2015 feels overwhelmingly like ‘unfinished business’ to me. I accomplished a lot, but fell short just enough to leave me feeling unsatisfied with the year that was.
My resolution for 2016, is to feel the opposite of what I feel today. In one year’s time, I wish to take a few minutes to myself, with a pint at my side, writing about how grateful I am for the year that was.
And so what needs to happen?
Stability for one. The career has had many ups and downs over recent years. I think back to who I was before I left Regina, and I feel like I lost a skip in my step. A confidence. I felt like I could accomplish anything I set my mind to. Somewhere along the way, that feeling became something closer to ‘troubled optimism’.

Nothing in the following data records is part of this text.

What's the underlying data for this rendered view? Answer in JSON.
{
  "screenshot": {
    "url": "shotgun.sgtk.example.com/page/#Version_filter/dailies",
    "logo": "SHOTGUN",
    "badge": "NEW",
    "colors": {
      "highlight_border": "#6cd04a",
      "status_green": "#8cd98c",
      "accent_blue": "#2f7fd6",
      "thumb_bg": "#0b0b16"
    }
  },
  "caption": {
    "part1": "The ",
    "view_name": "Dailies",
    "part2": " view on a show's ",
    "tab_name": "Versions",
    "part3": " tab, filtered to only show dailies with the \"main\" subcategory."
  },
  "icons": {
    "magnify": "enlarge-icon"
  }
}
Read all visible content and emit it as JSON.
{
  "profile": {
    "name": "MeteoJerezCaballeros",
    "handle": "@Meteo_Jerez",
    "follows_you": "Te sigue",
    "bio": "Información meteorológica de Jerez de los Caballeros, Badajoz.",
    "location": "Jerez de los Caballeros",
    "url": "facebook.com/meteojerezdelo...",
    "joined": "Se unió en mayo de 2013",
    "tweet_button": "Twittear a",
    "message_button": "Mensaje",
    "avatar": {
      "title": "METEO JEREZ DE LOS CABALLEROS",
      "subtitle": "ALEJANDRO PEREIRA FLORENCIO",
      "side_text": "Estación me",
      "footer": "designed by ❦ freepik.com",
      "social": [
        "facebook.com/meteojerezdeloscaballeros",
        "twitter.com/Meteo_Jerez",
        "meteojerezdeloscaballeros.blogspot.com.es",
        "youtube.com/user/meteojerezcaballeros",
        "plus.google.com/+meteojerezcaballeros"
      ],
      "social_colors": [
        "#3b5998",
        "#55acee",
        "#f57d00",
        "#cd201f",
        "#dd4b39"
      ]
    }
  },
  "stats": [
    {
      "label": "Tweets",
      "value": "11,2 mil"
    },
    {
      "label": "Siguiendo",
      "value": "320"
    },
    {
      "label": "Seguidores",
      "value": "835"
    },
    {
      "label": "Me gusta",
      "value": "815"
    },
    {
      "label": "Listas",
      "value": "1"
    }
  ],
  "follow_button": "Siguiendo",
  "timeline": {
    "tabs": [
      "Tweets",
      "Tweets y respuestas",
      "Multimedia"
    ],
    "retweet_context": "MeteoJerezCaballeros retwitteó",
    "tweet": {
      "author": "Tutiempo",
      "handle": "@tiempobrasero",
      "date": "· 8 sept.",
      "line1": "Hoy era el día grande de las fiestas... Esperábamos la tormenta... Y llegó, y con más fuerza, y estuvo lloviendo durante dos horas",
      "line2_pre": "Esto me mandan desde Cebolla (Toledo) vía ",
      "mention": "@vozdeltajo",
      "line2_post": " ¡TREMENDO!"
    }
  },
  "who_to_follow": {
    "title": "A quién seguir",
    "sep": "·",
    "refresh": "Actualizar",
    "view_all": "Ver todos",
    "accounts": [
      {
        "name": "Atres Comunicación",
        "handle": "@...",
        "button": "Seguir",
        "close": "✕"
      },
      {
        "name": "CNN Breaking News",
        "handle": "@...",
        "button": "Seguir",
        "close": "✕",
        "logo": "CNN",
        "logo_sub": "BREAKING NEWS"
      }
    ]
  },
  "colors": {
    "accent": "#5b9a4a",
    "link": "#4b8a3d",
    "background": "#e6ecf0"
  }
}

Perhaps it was all an illusion to begin with, and I’m only just seeing reality now. I left the pond that was the Regina film industry, and jumped into the ocean that is Toronto. Never bothered to draw up a plan or pick a direction. I figured I could just show up and things would work out.
So many worthy and talented artists struggle in Toronto. Who am I to think I could just show up and expect it to all just fall in my lap?
The first three years of my time in Toronto were spent learning some hard lessons. My fourth year – 2015 – is the year I began to put all those hard lessons to good use.
I wrote a dynamic and marketable TV Pilot in Machiavelli & Tymes. I backed that up with a rich and well-researched spec script for The Blacklist. I took sole credit for three episodes, and made significant contributions to three other episodes of The Riderville Radio Sitcom. I was hired to write a pitch bible and TV pilot for an animated SciFi series. I completed two drafts of a TV Movie. Taken together, that’s over seven hours of content – three of which has been produced!
In 2016 I want to see my TV movie go into production. I would like to direct that movie. In addition, I aim to research the market a bit more thoroughly, then write two more TV movies for that market. I have a couple good ideas for TV pilots as well.
It’s an ambitious set of goals I admit. Possibly even a bit naive to express in writing. Putting a show into production requires the help of many others, and it’s a goal that even more wish for their own scripts. Still, if one doesn’t commit, one doesn’t really have a direction.
In times past, I’ve expressed the notion that life is a river – that we are leaves floating upon that river, and with great awareness and a pinky flick’s worth of effort, we can ride that river right up to where we’re supposed to land.
I continue to believe there’s something to that idea, but I may have been delusional in the balance between effort and awareness.
While production is a collaborative effort, requiring the commitment of many others, I need no one’s help to write a script. Nothing gives me greater satisfaction than crafting a great scene.
If I am to feel great about the year ahead, then I simply need to go out and write that ending.